Consequently, the Court held that the challenged Judgment of the Supreme Court does not involve violation of her right for private life guaranteed by paragraph 1 of Article 36 of the Constitution in conjunction with paragraph 1 of Article 8 of the European Convention on Human Rights. Whereas, concerning the allegation of violation of the right to fair and impartial trial, as a result of the lack of reasoned court decision, the Court, applying the general principles established with the case law of the Court and that of the European Court of Human Rights, recalling that on the basis of the same and as far as it is relevant to the circumstances of the present case, the extent to which the obligation to give reasons applies, may vary depending on the nature of the decision and should be determined in the light of the circumstances of the present case, found that in the Applicant’s circumstances, the challenged Judgment of the Supreme Court meets the criteria and standard for a reasoned court decision, as guaranteed by Article 31 of the Constitution in conjunction with Article 6 of the Convention.

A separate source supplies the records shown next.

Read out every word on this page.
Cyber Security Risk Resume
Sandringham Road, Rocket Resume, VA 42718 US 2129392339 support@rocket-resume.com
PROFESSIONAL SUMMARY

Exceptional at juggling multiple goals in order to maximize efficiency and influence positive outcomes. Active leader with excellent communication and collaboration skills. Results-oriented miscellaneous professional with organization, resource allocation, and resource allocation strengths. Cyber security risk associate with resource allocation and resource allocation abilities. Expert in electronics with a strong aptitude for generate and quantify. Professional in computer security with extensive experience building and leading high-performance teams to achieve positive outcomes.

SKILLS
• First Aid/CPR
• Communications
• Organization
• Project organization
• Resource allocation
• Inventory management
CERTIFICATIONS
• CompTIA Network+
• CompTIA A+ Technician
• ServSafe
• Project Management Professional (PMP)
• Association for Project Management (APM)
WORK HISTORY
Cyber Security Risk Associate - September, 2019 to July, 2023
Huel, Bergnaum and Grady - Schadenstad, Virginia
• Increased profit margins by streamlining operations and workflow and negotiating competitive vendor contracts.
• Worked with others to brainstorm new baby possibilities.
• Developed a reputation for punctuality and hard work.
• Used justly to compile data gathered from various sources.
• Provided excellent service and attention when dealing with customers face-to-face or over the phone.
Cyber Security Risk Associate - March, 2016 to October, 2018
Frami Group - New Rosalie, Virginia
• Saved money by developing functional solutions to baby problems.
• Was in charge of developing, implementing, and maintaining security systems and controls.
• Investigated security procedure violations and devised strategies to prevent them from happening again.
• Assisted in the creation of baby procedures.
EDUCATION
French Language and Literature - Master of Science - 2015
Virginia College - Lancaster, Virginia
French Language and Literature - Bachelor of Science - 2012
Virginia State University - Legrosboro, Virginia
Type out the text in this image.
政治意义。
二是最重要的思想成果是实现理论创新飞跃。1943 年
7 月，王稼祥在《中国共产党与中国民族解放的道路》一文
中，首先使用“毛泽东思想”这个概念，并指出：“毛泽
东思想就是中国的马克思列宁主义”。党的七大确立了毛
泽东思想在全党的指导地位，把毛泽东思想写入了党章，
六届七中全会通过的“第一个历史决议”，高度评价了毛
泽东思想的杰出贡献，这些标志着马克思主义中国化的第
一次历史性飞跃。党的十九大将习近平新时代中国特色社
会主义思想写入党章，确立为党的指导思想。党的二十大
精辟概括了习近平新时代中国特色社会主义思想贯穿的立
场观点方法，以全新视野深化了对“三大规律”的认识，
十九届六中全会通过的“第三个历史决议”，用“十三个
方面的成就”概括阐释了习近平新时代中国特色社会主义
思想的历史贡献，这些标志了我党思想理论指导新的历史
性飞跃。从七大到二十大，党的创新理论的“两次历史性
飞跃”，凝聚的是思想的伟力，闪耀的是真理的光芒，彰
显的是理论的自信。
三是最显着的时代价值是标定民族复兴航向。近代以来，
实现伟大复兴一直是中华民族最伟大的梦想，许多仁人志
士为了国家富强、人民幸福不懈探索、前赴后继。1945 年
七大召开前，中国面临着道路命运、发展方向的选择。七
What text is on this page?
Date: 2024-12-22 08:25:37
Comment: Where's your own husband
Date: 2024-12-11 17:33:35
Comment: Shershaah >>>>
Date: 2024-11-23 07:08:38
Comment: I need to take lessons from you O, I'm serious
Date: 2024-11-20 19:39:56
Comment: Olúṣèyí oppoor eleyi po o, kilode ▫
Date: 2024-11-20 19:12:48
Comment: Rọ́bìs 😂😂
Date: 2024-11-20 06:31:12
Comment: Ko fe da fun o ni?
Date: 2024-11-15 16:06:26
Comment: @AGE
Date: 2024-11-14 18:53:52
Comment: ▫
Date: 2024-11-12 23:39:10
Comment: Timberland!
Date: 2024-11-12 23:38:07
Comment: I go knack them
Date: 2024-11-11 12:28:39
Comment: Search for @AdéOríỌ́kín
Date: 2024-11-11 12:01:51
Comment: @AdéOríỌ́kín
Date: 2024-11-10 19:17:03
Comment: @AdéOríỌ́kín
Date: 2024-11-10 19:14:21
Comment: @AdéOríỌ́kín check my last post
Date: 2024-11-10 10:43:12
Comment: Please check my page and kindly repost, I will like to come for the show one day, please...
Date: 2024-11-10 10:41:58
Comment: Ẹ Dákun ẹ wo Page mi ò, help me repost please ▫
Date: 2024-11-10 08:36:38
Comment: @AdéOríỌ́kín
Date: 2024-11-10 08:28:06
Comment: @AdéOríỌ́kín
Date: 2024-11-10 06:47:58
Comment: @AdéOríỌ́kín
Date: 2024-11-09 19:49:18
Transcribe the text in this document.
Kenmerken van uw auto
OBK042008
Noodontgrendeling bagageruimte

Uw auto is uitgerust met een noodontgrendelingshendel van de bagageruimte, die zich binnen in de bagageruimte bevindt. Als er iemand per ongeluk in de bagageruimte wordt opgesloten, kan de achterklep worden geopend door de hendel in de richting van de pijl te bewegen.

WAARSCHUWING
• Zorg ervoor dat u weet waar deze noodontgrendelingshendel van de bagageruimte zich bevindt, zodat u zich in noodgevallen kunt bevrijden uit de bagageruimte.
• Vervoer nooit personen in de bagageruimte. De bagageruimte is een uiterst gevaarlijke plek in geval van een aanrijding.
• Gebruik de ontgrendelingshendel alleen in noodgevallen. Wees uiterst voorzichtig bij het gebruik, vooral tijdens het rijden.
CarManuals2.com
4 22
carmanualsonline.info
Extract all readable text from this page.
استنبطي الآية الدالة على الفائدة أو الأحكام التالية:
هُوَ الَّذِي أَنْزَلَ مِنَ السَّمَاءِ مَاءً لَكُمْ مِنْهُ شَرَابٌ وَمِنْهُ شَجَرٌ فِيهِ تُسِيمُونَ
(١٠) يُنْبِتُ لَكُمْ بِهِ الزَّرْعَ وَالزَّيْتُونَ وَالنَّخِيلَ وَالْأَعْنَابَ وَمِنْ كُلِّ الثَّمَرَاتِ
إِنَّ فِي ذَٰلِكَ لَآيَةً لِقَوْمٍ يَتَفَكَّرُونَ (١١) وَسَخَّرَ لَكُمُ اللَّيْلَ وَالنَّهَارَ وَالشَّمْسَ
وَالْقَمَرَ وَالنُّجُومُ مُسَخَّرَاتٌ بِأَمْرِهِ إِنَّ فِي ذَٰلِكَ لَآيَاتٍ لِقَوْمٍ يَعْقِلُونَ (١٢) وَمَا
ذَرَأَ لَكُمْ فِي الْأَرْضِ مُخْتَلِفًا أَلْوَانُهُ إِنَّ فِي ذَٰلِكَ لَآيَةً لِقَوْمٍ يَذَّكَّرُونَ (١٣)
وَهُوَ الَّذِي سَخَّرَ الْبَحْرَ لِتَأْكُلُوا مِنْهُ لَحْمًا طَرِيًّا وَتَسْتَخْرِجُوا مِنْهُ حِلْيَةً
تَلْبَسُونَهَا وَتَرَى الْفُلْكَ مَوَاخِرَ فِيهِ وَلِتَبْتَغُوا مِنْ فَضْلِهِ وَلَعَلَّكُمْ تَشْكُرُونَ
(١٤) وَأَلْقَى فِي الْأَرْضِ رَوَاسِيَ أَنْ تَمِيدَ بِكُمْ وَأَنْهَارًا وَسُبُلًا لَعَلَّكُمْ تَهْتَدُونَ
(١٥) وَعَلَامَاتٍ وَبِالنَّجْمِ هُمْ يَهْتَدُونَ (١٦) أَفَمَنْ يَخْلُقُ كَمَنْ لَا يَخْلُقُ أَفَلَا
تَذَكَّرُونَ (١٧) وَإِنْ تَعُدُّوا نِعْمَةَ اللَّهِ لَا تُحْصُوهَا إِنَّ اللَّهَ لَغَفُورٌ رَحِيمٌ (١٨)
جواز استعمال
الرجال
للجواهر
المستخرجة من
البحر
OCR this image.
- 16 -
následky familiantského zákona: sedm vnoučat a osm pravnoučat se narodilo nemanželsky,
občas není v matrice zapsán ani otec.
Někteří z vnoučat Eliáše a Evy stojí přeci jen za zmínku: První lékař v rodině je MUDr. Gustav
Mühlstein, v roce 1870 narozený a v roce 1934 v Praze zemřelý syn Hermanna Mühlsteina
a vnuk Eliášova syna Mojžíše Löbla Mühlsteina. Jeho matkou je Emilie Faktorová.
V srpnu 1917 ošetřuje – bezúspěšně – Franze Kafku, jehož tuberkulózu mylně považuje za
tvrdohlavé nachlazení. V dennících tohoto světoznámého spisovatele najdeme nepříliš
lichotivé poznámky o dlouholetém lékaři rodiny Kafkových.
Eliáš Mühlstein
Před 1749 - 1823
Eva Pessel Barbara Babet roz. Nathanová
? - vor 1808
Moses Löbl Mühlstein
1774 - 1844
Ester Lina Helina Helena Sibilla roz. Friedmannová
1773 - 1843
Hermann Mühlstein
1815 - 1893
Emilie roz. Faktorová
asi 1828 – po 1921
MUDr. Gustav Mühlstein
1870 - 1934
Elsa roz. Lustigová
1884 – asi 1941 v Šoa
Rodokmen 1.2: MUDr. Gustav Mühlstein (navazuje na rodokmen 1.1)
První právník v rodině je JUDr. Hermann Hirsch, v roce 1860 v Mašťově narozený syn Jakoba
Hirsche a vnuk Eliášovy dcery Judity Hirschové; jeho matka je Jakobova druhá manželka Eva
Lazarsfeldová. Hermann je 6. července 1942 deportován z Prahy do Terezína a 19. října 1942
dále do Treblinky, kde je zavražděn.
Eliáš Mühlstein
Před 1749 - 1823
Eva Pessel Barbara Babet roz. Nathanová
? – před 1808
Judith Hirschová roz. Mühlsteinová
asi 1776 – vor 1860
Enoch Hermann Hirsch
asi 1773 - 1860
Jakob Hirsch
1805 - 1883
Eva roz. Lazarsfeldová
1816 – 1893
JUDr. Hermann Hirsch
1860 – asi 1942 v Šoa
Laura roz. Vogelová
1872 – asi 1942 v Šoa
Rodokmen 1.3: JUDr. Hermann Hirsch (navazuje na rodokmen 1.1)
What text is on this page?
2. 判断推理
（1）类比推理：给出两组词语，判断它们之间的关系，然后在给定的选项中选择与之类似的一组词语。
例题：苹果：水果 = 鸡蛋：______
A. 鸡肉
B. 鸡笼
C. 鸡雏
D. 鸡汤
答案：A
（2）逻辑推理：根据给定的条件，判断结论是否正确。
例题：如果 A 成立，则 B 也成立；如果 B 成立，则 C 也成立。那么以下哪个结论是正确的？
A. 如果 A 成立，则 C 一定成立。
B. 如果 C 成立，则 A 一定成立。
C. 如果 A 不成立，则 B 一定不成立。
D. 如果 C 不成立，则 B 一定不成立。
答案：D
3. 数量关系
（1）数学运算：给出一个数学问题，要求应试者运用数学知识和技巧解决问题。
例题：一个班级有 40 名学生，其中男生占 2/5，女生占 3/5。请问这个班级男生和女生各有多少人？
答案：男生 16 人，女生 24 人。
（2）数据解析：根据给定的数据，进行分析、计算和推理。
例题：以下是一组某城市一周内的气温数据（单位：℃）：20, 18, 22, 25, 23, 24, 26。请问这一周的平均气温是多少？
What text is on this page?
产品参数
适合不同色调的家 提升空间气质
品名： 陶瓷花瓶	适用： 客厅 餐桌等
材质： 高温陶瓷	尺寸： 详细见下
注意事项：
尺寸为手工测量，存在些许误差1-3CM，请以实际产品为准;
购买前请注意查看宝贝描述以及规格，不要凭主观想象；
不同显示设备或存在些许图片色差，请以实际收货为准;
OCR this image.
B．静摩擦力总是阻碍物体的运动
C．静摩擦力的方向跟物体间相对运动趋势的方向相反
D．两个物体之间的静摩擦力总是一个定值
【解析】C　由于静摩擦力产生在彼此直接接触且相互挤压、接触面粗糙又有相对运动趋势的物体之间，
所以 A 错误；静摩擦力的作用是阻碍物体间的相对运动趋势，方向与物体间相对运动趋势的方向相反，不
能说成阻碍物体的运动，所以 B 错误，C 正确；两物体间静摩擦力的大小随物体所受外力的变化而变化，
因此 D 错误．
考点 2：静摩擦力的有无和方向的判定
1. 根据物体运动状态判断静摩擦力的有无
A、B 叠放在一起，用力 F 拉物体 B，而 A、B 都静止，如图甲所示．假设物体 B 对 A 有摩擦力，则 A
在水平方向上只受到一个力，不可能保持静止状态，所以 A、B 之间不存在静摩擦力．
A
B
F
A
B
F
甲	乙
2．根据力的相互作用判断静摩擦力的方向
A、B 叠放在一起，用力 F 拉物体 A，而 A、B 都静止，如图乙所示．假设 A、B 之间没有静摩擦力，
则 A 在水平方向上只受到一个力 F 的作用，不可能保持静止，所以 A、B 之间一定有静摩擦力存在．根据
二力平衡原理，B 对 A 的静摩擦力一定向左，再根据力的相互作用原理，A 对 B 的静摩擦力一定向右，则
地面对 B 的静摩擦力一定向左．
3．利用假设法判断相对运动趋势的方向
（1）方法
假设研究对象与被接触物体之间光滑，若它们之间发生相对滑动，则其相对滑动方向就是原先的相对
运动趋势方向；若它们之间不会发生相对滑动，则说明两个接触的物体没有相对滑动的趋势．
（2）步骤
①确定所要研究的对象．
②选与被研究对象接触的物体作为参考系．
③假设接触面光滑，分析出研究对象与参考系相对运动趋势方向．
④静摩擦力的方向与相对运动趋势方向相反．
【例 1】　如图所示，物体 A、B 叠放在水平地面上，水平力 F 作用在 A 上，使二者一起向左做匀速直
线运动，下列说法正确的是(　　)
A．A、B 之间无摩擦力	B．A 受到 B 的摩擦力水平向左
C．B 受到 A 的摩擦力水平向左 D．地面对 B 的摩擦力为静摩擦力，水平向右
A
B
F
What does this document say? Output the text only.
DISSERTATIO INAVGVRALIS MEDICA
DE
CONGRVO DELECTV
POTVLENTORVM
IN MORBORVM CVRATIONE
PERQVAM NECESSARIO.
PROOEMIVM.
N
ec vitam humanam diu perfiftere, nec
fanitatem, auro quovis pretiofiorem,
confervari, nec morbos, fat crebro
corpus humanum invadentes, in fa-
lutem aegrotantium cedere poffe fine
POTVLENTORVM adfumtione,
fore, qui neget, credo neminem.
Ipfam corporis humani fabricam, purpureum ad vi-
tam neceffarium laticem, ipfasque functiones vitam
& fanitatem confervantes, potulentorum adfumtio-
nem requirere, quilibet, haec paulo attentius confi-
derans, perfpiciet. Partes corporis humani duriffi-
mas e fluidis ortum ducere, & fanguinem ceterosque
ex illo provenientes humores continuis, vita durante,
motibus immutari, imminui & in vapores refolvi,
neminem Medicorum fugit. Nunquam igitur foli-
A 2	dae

Finally, based on the circumstances of the present case and based on the explanations given in the published Judgment, the Court found that the challenged Judgment of the Supreme Court is in accordance with (i) Article 36 [Right to Privacy] of the Constitution in conjunction with Article 8 (Right to respect for private and family life) of the European Convention on Human Rights; and also (ii) Article 31 [Right to Fair and Impartial Trial] of the Constitution in conjunction with Article 6 (Right to a fair trial) of the European Convention on Human Rights.
This press release was prepared by the Secretariat of the Court for informational purposes only. The full text of the decision has been served to the parties involved in the case, is published on the Court’s website and will be published on the Official Gazette within set deadlines.